Habitat heterogeneity and dispersal network structure as drivers of metacommunity dynamics
Davide Bernardi, Alice Doimo, Giorgio Nicoletti, Prajwal Padmanabha, Andrea Rinaldo, Samir Suweis, Sandro Azaele, Amos Maritan
TL;DR
The paper develops a bottom-up framework that derives metacommunity dynamics on arbitrary dispersal networks from detailed individual-based processes, producing an effective dispersal kernel $\hat{K}$ that couples local demography to landscape topology. By exploiting a fast-exploration regime, it reduces to tractable one- or few-dimensional descriptions, yielding exact persistence criteria via the leading Perron–Frobenius eigenvalue $\lambda_{\max}$ and a generalized metapopulation capacity. The authors further incorporate stochasticity to reveal universal finite-size scaling of extinction times and extend the theory to multispecies communities, showing how habitat heterogeneity and network structure enable niche formation and stable coexistence above a critical heterogeneity. The framework also accommodates extensions to diverse ecological processes, providing a versatile and interpretable route to spatially explicit ecological theory with analytical benchmarks and potential data-guided applications.
Abstract
Spatial structure and species interactions jointly shape the dynamics and biodiversity of ecological systems, yet most theoretical models either neglect spatial heterogeneity or sacrifice analytical tractability. Here, we provide a unified microscopic, mechanistic framework for deriving effective metapopulation and metacommunity models from individual-based ecological dynamics on arbitrary dispersal networks. The resulting coarse-grained description features an effective dispersal kernel that encodes both microscopic dynamical parameters and network topology. Based on this framework, we demonstrate exact analytical results for species persistence in both homogeneous and heterogeneous landscapes, including a generalization of the classical concept of metapopulation capacity to non-uniform local extinction rates. Incorporating stochasticity arising from finite carrying capacities, we obtain a reduced one-dimensional description that reveals universal finite-size scaling laws for extinction times and fluctuations.

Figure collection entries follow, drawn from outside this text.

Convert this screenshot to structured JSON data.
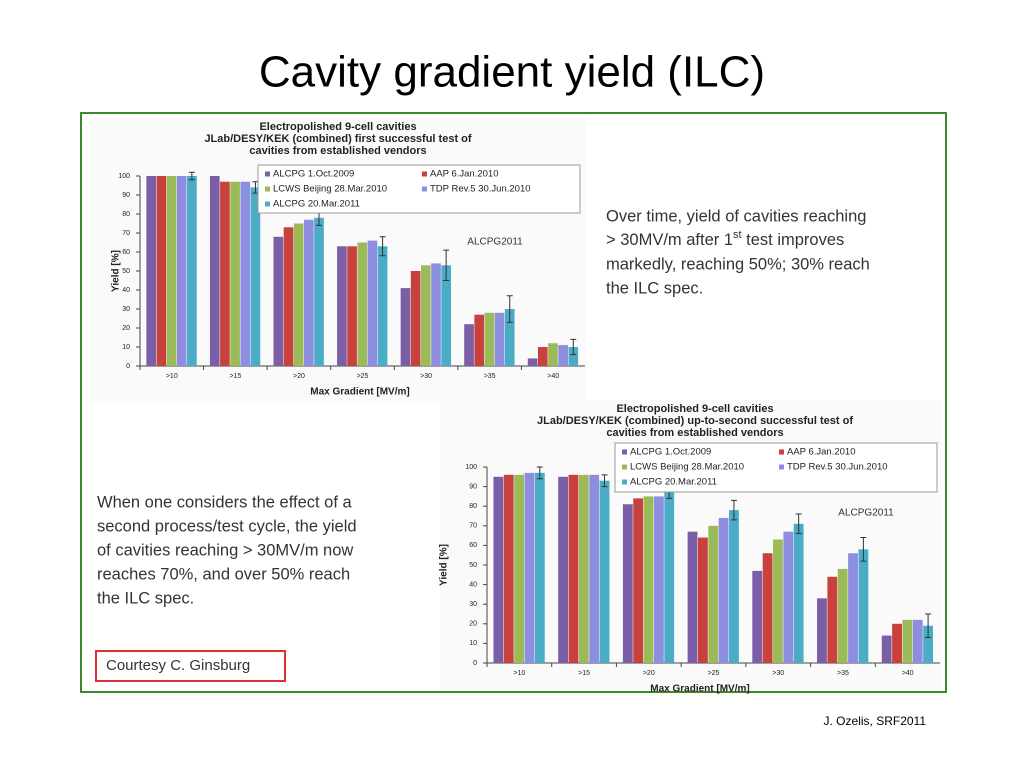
{
  "slide": {
    "title": "Cavity gradient yield (ILC)",
    "note_top": [
      "Over time, yield of cavities reaching",
      "> 30MV/m after 1",
      "st",
      " test improves",
      "markedly, reaching 50%; 30% reach",
      "the ILC spec."
    ],
    "note_bottom": [
      "When one considers the effect of a",
      "second process/test cycle, the yield",
      "of cavities reaching > 30MV/m now",
      "reaches 70%, and over 50% reach",
      "the ILC spec."
    ],
    "courtesy": "Courtesy C. Ginsburg",
    "footer": "J. Ozelis, SRF2011"
  },
  "chart_data": [
    {
      "type": "bar",
      "title": [
        "Electropolished 9-cell cavities",
        "JLab/DESY/KEK (combined) first successful test of",
        "cavities from established vendors"
      ],
      "annotation": "ALCPG2011",
      "x_label": "Max Gradient [MV/m]",
      "y_label": "Yield [%]",
      "categories": [
        ">10",
        ">15",
        ">20",
        ">25",
        ">30",
        ">35",
        ">40"
      ],
      "ylim": [
        0,
        100
      ],
      "yticks": [
        0,
        10,
        20,
        30,
        40,
        50,
        60,
        70,
        80,
        90,
        100
      ],
      "series": [
        {
          "name": "ALCPG 1.Oct.2009",
          "color": "#7a5ea6",
          "values": [
            100,
            100,
            68,
            63,
            41,
            22,
            4
          ]
        },
        {
          "name": "AAP 6.Jan.2010",
          "color": "#c8413c",
          "values": [
            100,
            97,
            73,
            63,
            50,
            27,
            10
          ]
        },
        {
          "name": "LCWS Beijing 28.Mar.2010",
          "color": "#9bbb59",
          "values": [
            100,
            97,
            75,
            65,
            53,
            28,
            12
          ]
        },
        {
          "name": "TDP Rev.5 30.Jun.2010",
          "color": "#8e8ee0",
          "values": [
            100,
            97,
            77,
            66,
            54,
            28,
            11
          ]
        },
        {
          "name": "ALCPG 20.Mar.2011",
          "color": "#4bacc6",
          "values": [
            100,
            94,
            78,
            63,
            53,
            30,
            10
          ],
          "errors": [
            2,
            3,
            4,
            5,
            8,
            7,
            4
          ]
        }
      ]
    },
    {
      "type": "bar",
      "title": [
        "Electropolished 9-cell cavities",
        "JLab/DESY/KEK (combined) up-to-second successful test of",
        "cavities from established vendors"
      ],
      "annotation": "ALCPG2011",
      "x_label": "Max Gradient [MV/m]",
      "y_label": "Yield [%]",
      "categories": [
        ">10",
        ">15",
        ">20",
        ">25",
        ">30",
        ">35",
        ">40"
      ],
      "ylim": [
        0,
        100
      ],
      "yticks": [
        0,
        10,
        20,
        30,
        40,
        50,
        60,
        70,
        80,
        90,
        100
      ],
      "series": [
        {
          "name": "ALCPG 1.Oct.2009",
          "color": "#7a5ea6",
          "values": [
            95,
            95,
            81,
            67,
            47,
            33,
            14
          ]
        },
        {
          "name": "AAP 6.Jan.2010",
          "color": "#c8413c",
          "values": [
            96,
            96,
            84,
            64,
            56,
            44,
            20
          ]
        },
        {
          "name": "LCWS Beijing 28.Mar.2010",
          "color": "#9bbb59",
          "values": [
            96,
            96,
            85,
            70,
            63,
            48,
            22
          ]
        },
        {
          "name": "TDP Rev.5 30.Jun.2010",
          "color": "#8e8ee0",
          "values": [
            97,
            96,
            85,
            74,
            67,
            56,
            22
          ]
        },
        {
          "name": "ALCPG 20.Mar.2011",
          "color": "#4bacc6",
          "values": [
            97,
            93,
            87,
            78,
            71,
            58,
            19
          ],
          "errors": [
            3,
            3,
            3,
            5,
            5,
            6,
            6
          ]
        }
      ]
    }
  ]
}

Extending the approach to multiple competing species, we prove that in homogeneous environments monodominance can be avoided only in a fine-tuned, marginally stable coexistence state, and that the classic metapopulation capacity gives only a necessary but not sufficient condition for persistence. We demonstrate that heterogeneous habitats can support stable coexistence, but only above a critical level of heterogeneity. Finally, we outline how additional ecological processes can be systematically incorporated within the same formalism. Together, these results provide analytical benchmarks and a general route for constructing spatially explicit ecological theories based on an interpretable underlying mechanistic foundation.